Holcomb announced the Statehouse and the adjacent state office complex will be closed to the public Tuesday and Wednesday in addition to the closure already set for the weekend and Monday, which is Martin Luther King Jr. Day.
As part of the closure, leaders of the Indiana General Assembly have canceled all legislative activity for next week. Staff will work remotely and all floor sessions and committee hearings have been postponed.
Senate President Pro Tem Rodric Bray said the decision was made, in part, at the urging of Indiana State Police Doug Carter.
“We have a lot of work to do this session on behalf of Hoosiers, but the safety of every person in the Statehouse is always our number one priority,” said Sen. Rodric Bray, R-Martinsville, in a statement.
“This decision was made out of caution and in the best interest of everyone involved in the legislative process,” House Speaker Todd Huston, R-Fishers, said in a statement. “Public gatherings are a critical component of our democracy, and I pray that any demonstrations are peaceful and respectful of the incredible privilege we all have as Americans to make our voices heard.”
According to a release from the governor’s office, there have been no credible threats made against the Statehouse.
The governor has also moved his weekly press briefing from Wednesday afternoon to Thursday afternoon and will give his annual State of the State address virtually on Tuesday evening instead of delivering it from the Statehouse.
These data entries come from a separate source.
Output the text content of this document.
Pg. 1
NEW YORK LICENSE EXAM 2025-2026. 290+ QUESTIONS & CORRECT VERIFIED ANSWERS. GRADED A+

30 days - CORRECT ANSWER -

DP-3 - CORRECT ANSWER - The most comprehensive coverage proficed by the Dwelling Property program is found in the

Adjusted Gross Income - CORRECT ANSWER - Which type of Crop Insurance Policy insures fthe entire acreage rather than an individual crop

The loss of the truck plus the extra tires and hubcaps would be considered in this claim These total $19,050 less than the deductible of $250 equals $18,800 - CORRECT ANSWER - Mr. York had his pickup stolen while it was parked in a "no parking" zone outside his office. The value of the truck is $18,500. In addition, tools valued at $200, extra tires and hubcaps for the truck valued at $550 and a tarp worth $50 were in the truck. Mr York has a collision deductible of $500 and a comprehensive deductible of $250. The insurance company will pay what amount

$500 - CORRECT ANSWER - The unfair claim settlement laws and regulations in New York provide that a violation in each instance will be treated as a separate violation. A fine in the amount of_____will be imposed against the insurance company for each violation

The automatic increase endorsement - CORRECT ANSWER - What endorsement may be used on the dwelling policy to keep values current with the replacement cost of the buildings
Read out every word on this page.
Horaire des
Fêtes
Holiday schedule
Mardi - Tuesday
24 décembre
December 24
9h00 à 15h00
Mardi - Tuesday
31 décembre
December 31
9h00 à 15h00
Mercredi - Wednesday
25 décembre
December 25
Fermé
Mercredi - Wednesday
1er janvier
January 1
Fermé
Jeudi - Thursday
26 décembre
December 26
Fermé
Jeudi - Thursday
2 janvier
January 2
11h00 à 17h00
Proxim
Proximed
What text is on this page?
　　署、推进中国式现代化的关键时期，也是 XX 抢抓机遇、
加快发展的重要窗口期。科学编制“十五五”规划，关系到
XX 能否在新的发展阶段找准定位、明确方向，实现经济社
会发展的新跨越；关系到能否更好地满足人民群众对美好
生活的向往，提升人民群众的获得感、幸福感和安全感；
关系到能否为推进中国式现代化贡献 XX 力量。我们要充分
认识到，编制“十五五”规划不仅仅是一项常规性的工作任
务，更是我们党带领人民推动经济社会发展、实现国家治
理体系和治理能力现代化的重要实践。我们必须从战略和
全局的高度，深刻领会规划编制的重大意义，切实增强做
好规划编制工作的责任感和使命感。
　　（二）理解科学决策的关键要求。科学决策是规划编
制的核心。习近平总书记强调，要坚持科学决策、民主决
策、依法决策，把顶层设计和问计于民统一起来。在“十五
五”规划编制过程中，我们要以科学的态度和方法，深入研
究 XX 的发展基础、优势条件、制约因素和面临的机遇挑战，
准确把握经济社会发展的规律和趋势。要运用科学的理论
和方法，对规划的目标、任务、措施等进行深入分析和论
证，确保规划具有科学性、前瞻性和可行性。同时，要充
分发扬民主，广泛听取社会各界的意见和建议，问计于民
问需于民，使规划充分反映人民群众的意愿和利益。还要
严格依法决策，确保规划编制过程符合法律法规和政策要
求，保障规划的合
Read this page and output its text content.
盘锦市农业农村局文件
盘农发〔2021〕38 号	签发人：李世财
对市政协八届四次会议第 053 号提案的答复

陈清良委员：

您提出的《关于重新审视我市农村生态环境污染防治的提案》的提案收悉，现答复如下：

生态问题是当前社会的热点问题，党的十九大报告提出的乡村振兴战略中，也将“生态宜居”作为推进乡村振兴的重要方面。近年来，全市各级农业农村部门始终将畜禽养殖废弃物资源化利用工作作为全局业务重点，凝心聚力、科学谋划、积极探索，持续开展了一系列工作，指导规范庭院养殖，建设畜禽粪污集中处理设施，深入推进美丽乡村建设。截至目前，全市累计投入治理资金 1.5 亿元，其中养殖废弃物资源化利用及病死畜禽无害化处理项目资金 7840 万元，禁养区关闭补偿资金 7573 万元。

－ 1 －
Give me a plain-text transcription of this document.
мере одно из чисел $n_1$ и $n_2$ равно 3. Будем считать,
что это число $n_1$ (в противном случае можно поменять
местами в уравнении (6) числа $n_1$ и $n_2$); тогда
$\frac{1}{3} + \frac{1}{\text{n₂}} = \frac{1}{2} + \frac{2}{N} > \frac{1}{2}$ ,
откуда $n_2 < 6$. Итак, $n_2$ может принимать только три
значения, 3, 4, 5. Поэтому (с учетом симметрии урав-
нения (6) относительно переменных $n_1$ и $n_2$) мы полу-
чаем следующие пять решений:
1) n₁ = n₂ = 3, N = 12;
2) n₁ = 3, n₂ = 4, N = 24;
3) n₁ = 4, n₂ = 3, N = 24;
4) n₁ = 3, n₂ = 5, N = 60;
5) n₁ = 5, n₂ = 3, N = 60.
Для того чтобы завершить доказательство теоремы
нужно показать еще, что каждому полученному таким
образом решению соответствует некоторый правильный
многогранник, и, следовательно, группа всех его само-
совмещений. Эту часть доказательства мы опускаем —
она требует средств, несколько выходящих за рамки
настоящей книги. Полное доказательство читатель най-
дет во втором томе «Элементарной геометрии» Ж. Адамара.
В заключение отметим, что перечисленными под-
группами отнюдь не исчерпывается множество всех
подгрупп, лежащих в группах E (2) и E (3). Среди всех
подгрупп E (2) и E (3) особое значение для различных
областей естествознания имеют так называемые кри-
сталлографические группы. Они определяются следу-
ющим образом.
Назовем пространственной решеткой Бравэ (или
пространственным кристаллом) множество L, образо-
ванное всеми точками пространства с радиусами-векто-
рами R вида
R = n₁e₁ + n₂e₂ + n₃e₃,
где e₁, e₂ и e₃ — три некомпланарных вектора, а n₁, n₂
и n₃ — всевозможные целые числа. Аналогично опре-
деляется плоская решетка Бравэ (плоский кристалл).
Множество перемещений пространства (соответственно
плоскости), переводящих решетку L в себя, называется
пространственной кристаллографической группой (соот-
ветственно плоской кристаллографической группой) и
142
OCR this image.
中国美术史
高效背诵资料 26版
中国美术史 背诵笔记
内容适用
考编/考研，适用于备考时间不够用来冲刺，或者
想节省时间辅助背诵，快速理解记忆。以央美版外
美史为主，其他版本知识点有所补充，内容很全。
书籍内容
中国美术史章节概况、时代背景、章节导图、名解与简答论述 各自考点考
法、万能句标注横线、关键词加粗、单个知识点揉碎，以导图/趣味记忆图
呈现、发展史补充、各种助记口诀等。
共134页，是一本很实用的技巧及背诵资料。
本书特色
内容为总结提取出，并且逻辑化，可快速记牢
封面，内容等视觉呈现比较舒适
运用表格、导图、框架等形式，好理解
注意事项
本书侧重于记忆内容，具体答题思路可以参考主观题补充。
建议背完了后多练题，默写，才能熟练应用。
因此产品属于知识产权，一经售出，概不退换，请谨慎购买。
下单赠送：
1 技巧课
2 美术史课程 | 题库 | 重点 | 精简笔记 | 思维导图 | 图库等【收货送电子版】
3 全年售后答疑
“The safety and security of our state employees and the Hoosiers who use our state services are always top of mind,” Holcomb said in a statement. “After an evaluation with public safety leaders, we have decided to err on the side of caution and close the state government complex to the public. Hoosiers will still be able to access essential state services online, on the phone, or in-person at branches around the state.”